Place a disclosure button close to the control to which it’s related. Users need to understand how the expanded choices are related to their current task. For example, TextEdit puts a disclosure button close to the Save As text field, so that users understand that the expanded view of the dialog will help them choose a location for their document.

image: ../Art/disclosure_button_dialog_2x.png

Scope Button

A scope button specifies the scope of an operation, such as a search, or defines a set of scoping criteria.

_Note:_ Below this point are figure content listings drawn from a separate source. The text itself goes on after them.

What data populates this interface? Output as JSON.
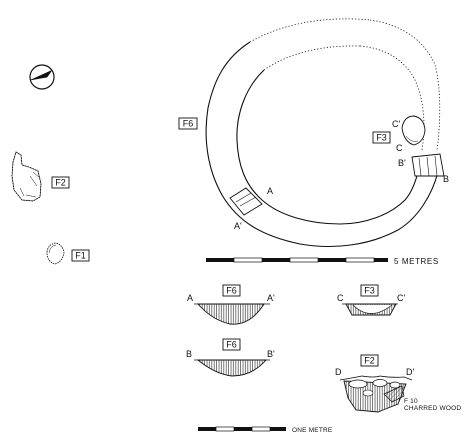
{
  "features": {
    "f6_plan": "F6",
    "f3_plan": "F3",
    "f2_plan": "F2",
    "f1_plan": "F1"
  },
  "section_letters": {
    "a": "A",
    "a1": "A'",
    "b": "B",
    "b1": "B'",
    "c": "C",
    "c1": "C'"
  },
  "scales": {
    "large": "5 METRES",
    "small": "ONE METRE"
  },
  "sections": [
    {
      "id": "f6_aa",
      "label": "F6",
      "left": "A",
      "right": "A'"
    },
    {
      "id": "f3_cc",
      "label": "F3",
      "left": "C",
      "right": "C'"
    },
    {
      "id": "f6_bb",
      "label": "F6",
      "left": "B",
      "right": "B'"
    },
    {
      "id": "f2_dd",
      "label": "F2",
      "left": "D",
      "right": "D'"
    }
  ],
  "annotation": {
    "f10": "F 10",
    "charred_wood": "CHARRED WOOD"
  }
}
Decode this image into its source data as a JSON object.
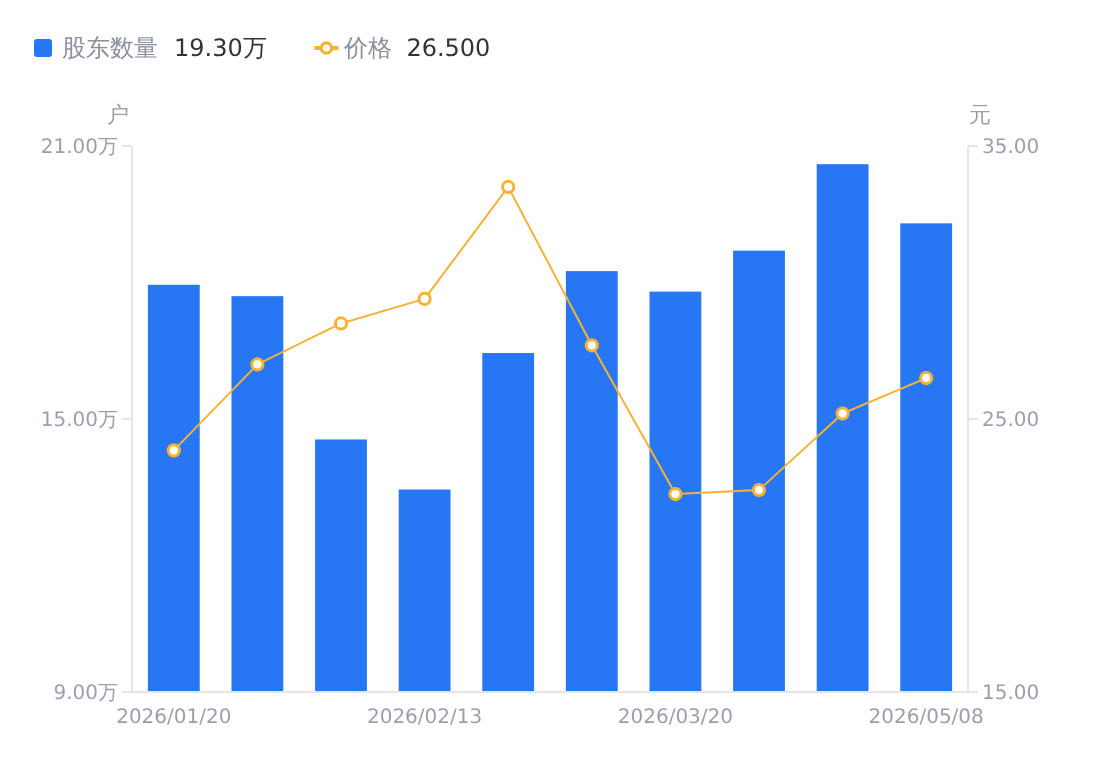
{
  "chart_data": {
    "type": "bar",
    "categories": [
      "2026/01/20",
      null,
      null,
      "2026/02/13",
      null,
      null,
      "2026/03/20",
      null,
      null,
      "2026/05/08"
    ],
    "series": [
      {
        "name": "股东数量",
        "color": "#2777f5",
        "values": [
          17.95,
          17.7,
          14.55,
          13.45,
          16.45,
          18.25,
          17.8,
          18.7,
          20.6,
          19.3
        ]
      },
      {
        "name": "价格",
        "type": "line",
        "axis": "y2",
        "color": "#f7b236",
        "values": [
          23.85,
          27.0,
          28.5,
          29.4,
          33.5,
          27.7,
          22.25,
          22.4,
          25.2,
          26.5
        ]
      }
    ],
    "ylabel": "户",
    "y2label": "元",
    "ylim": [
      9,
      21
    ],
    "yticks": [
      {
        "value": 9,
        "label": "9.00万"
      },
      {
        "value": 15,
        "label": "15.00万"
      },
      {
        "value": 21,
        "label": "21.00万"
      }
    ],
    "y2lim": [
      15,
      35
    ],
    "y2ticks": [
      {
        "value": 15,
        "label": "15.00"
      },
      {
        "value": 25,
        "label": "25.00"
      },
      {
        "value": 35,
        "label": "35.00"
      }
    ],
    "annotations": [
      "19.30万",
      "26.500"
    ],
    "legend": "top left",
    "grid": false,
    "marker": "circle",
    "line_style": "solid"
  }
}
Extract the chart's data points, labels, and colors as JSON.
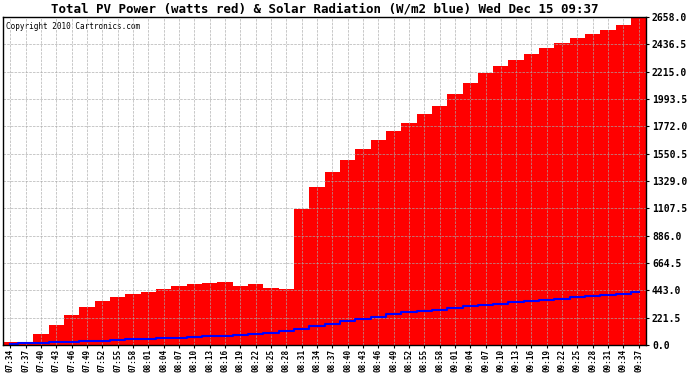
{
  "title": "Total PV Power (watts red) & Solar Radiation (W/m2 blue) Wed Dec 15 09:37",
  "copyright_text": "Copyright 2010 Cartronics.com",
  "ylim": [
    0.0,
    2658.0
  ],
  "yticks": [
    0.0,
    221.5,
    443.0,
    664.5,
    886.0,
    1107.5,
    1329.0,
    1550.5,
    1772.0,
    1993.5,
    2215.0,
    2436.5,
    2658.0
  ],
  "background_color": "#ffffff",
  "plot_bg_color": "#ffffff",
  "grid_color": "#aaaaaa",
  "red_color": "#ff0000",
  "blue_color": "#0000ff",
  "time_labels": [
    "07:34",
    "07:37",
    "07:40",
    "07:43",
    "07:46",
    "07:49",
    "07:52",
    "07:55",
    "07:58",
    "08:01",
    "08:04",
    "08:07",
    "08:10",
    "08:13",
    "08:16",
    "08:19",
    "08:22",
    "08:25",
    "08:28",
    "08:31",
    "08:34",
    "08:37",
    "08:40",
    "08:43",
    "08:46",
    "08:49",
    "08:52",
    "08:55",
    "08:58",
    "09:01",
    "09:04",
    "09:07",
    "09:10",
    "09:13",
    "09:16",
    "09:19",
    "09:22",
    "09:25",
    "09:28",
    "09:31",
    "09:34",
    "09:37"
  ],
  "pv_power": [
    20,
    25,
    90,
    160,
    240,
    310,
    360,
    390,
    410,
    430,
    455,
    475,
    490,
    500,
    510,
    480,
    490,
    460,
    450,
    1100,
    1280,
    1400,
    1500,
    1590,
    1660,
    1730,
    1800,
    1870,
    1940,
    2030,
    2120,
    2200,
    2260,
    2310,
    2360,
    2410,
    2450,
    2490,
    2520,
    2550,
    2590,
    2658
  ],
  "solar_rad": [
    10,
    12,
    15,
    20,
    25,
    30,
    35,
    40,
    45,
    50,
    55,
    60,
    65,
    70,
    75,
    80,
    90,
    100,
    110,
    130,
    150,
    170,
    190,
    210,
    230,
    250,
    265,
    275,
    285,
    300,
    315,
    325,
    335,
    345,
    355,
    365,
    375,
    385,
    395,
    405,
    415,
    430
  ]
}
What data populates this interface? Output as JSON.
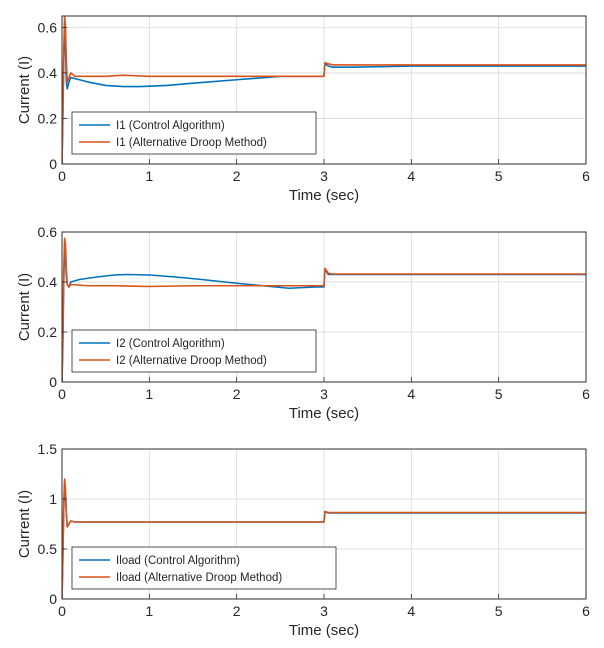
{
  "colors": {
    "control": "#0072BD",
    "droop": "#D95319"
  },
  "chart_data": [
    {
      "type": "line",
      "xlabel": "Time (sec)",
      "ylabel": "Current (I)",
      "xlim": [
        0,
        6
      ],
      "ylim": [
        0,
        0.65
      ],
      "xticks": [
        0,
        1,
        2,
        3,
        4,
        5,
        6
      ],
      "yticks": [
        0,
        0.2,
        0.4,
        0.6
      ],
      "ytick_labels": [
        "0",
        "0.2",
        "0.4",
        "0.6"
      ],
      "grid": true,
      "legend_position": "lower-left",
      "series": [
        {
          "name": "I1 (Control Algorithm)",
          "color": "#0072BD",
          "x": [
            0,
            0.01,
            0.02,
            0.03,
            0.04,
            0.05,
            0.06,
            0.08,
            0.1,
            0.15,
            0.3,
            0.5,
            0.7,
            0.9,
            1.2,
            1.5,
            2.0,
            2.5,
            2.9,
            3.0,
            3.01,
            3.05,
            3.1,
            3.3,
            4.0,
            5.0,
            6.0
          ],
          "y": [
            0.0,
            0.2,
            0.45,
            0.6,
            0.52,
            0.36,
            0.33,
            0.36,
            0.38,
            0.375,
            0.36,
            0.345,
            0.34,
            0.34,
            0.345,
            0.355,
            0.37,
            0.385,
            0.385,
            0.385,
            0.44,
            0.43,
            0.425,
            0.425,
            0.43,
            0.43,
            0.43
          ]
        },
        {
          "name": "I1 (Alternative Droop Method)",
          "color": "#D95319",
          "x": [
            0,
            0.01,
            0.02,
            0.03,
            0.04,
            0.05,
            0.06,
            0.08,
            0.1,
            0.15,
            0.3,
            0.5,
            0.7,
            1.0,
            2.0,
            2.5,
            2.9,
            3.0,
            3.01,
            3.05,
            3.1,
            4.0,
            5.0,
            6.0
          ],
          "y": [
            0.0,
            0.25,
            0.5,
            0.65,
            0.6,
            0.45,
            0.36,
            0.38,
            0.4,
            0.385,
            0.385,
            0.385,
            0.39,
            0.385,
            0.385,
            0.385,
            0.385,
            0.385,
            0.445,
            0.44,
            0.435,
            0.435,
            0.435,
            0.435
          ]
        }
      ]
    },
    {
      "type": "line",
      "xlabel": "Time (sec)",
      "ylabel": "Current (I)",
      "xlim": [
        0,
        6
      ],
      "ylim": [
        0,
        0.6
      ],
      "xticks": [
        0,
        1,
        2,
        3,
        4,
        5,
        6
      ],
      "yticks": [
        0,
        0.2,
        0.4,
        0.6
      ],
      "ytick_labels": [
        "0",
        "0.2",
        "0.4",
        "0.6"
      ],
      "grid": true,
      "legend_position": "lower-left",
      "series": [
        {
          "name": "I2 (Control Algorithm)",
          "color": "#0072BD",
          "x": [
            0,
            0.01,
            0.02,
            0.03,
            0.04,
            0.05,
            0.06,
            0.08,
            0.1,
            0.2,
            0.4,
            0.6,
            0.75,
            1.0,
            1.3,
            1.6,
            2.0,
            2.3,
            2.6,
            2.9,
            3.0,
            3.01,
            3.05,
            3.1,
            4.0,
            5.0,
            6.0
          ],
          "y": [
            0.0,
            0.15,
            0.4,
            0.55,
            0.5,
            0.42,
            0.39,
            0.38,
            0.4,
            0.41,
            0.42,
            0.428,
            0.43,
            0.428,
            0.42,
            0.41,
            0.395,
            0.385,
            0.375,
            0.38,
            0.38,
            0.45,
            0.43,
            0.43,
            0.43,
            0.43,
            0.43
          ]
        },
        {
          "name": "I2 (Alternative Droop Method)",
          "color": "#D95319",
          "x": [
            0,
            0.01,
            0.02,
            0.03,
            0.04,
            0.05,
            0.06,
            0.08,
            0.1,
            0.3,
            0.6,
            1.0,
            1.5,
            2.0,
            2.5,
            2.9,
            3.0,
            3.01,
            3.05,
            3.1,
            4.0,
            5.0,
            6.0
          ],
          "y": [
            0.0,
            0.2,
            0.45,
            0.575,
            0.55,
            0.45,
            0.39,
            0.38,
            0.39,
            0.385,
            0.385,
            0.382,
            0.385,
            0.385,
            0.385,
            0.385,
            0.385,
            0.455,
            0.435,
            0.432,
            0.432,
            0.432,
            0.432
          ]
        }
      ]
    },
    {
      "type": "line",
      "xlabel": "Time (sec)",
      "ylabel": "Current (I)",
      "xlim": [
        0,
        6
      ],
      "ylim": [
        0,
        1.5
      ],
      "xticks": [
        0,
        1,
        2,
        3,
        4,
        5,
        6
      ],
      "yticks": [
        0,
        0.5,
        1,
        1.5
      ],
      "ytick_labels": [
        "0",
        "0.5",
        "1",
        "1.5"
      ],
      "grid": true,
      "legend_position": "lower-left",
      "series": [
        {
          "name": "Iload (Control Algorithm)",
          "color": "#0072BD",
          "x": [
            0,
            0.01,
            0.02,
            0.03,
            0.04,
            0.05,
            0.06,
            0.08,
            0.1,
            0.15,
            0.5,
            1.0,
            2.0,
            2.9,
            3.0,
            3.01,
            3.05,
            3.1,
            4.0,
            5.0,
            6.0
          ],
          "y": [
            0.0,
            0.4,
            0.9,
            1.15,
            1.05,
            0.85,
            0.72,
            0.75,
            0.78,
            0.77,
            0.77,
            0.77,
            0.77,
            0.77,
            0.77,
            0.87,
            0.86,
            0.86,
            0.86,
            0.86,
            0.86
          ]
        },
        {
          "name": "Iload (Alternative Droop Method)",
          "color": "#D95319",
          "x": [
            0,
            0.01,
            0.02,
            0.03,
            0.04,
            0.05,
            0.06,
            0.08,
            0.1,
            0.15,
            0.5,
            1.0,
            2.0,
            2.9,
            3.0,
            3.01,
            3.05,
            3.1,
            4.0,
            5.0,
            6.0
          ],
          "y": [
            0.0,
            0.45,
            0.95,
            1.2,
            1.1,
            0.85,
            0.72,
            0.75,
            0.78,
            0.77,
            0.77,
            0.77,
            0.77,
            0.77,
            0.77,
            0.875,
            0.865,
            0.865,
            0.865,
            0.865,
            0.865
          ]
        }
      ]
    }
  ]
}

image: ../Art/scope_button_example_2x.png

Scope buttons are available in two different styles:

The recessed scope button: image: ../Art/recessed_scope_button_2x.png

The round rectangle scope button: image: ../Art/round_rect_scope_button_2x.png

Typically, round rectangle and recessed scope buttons contain text, but they can instead contain images.

Use a recessed scope button to display types or groups of objects or locations that users select to narrow the focus of a search or other operation.

Use a round rectangle scope button to allow users to save a set of search criteria and to change or set scoping criteria.

For example, the Finder uses round rectangle scope buttons to display search criteria, such as creation and last opened dates, and to provide a save search button. The Finder location buttons, such as This Mac and Shared, are recessed scope buttons.

image: ../Art/scope_buttons_2x.png

If you want to display an image in a scope button, be sure to consider the system-provided images before you spend time designing your own. If you decide to design a custom icon for use in a scope button, see Toolbar Items.

The Help Button

The Help button opens a window that displays app-specific help.

image: ../Art/help_button_2x.png

The Help button is always a clear, circular button. The Help button is available in a single size and it always contains the standard macOS question mark graphic.

When users click a Help button, the system-provided Help Viewer app opens to a page in the current app’s help book. An app can determine whether the help book should open to a top-level page or to a page that is appropriate for the context of the button.

Don’t create a custom button to perform the function of the standard Help button.

In dialogs (including preferences windows) and drawers, the Help button can be located in either bottom corner. In a dialog that includes OK and Cancel buttons (or other buttons used to dismiss the dialog), the Help button should be in the lower-left corner, vertically aligned with the buttons. In a dialog that doesn’t include OK and Cancel buttons, such as a preferences window, the Help button should be in the lower-right corner. For example, the Mail Signatures preference pane displays a Help button in the lower-right corner.

image: ../Art/help_button_in_window_2x.png

For information on providing help in your app, see User Assistance.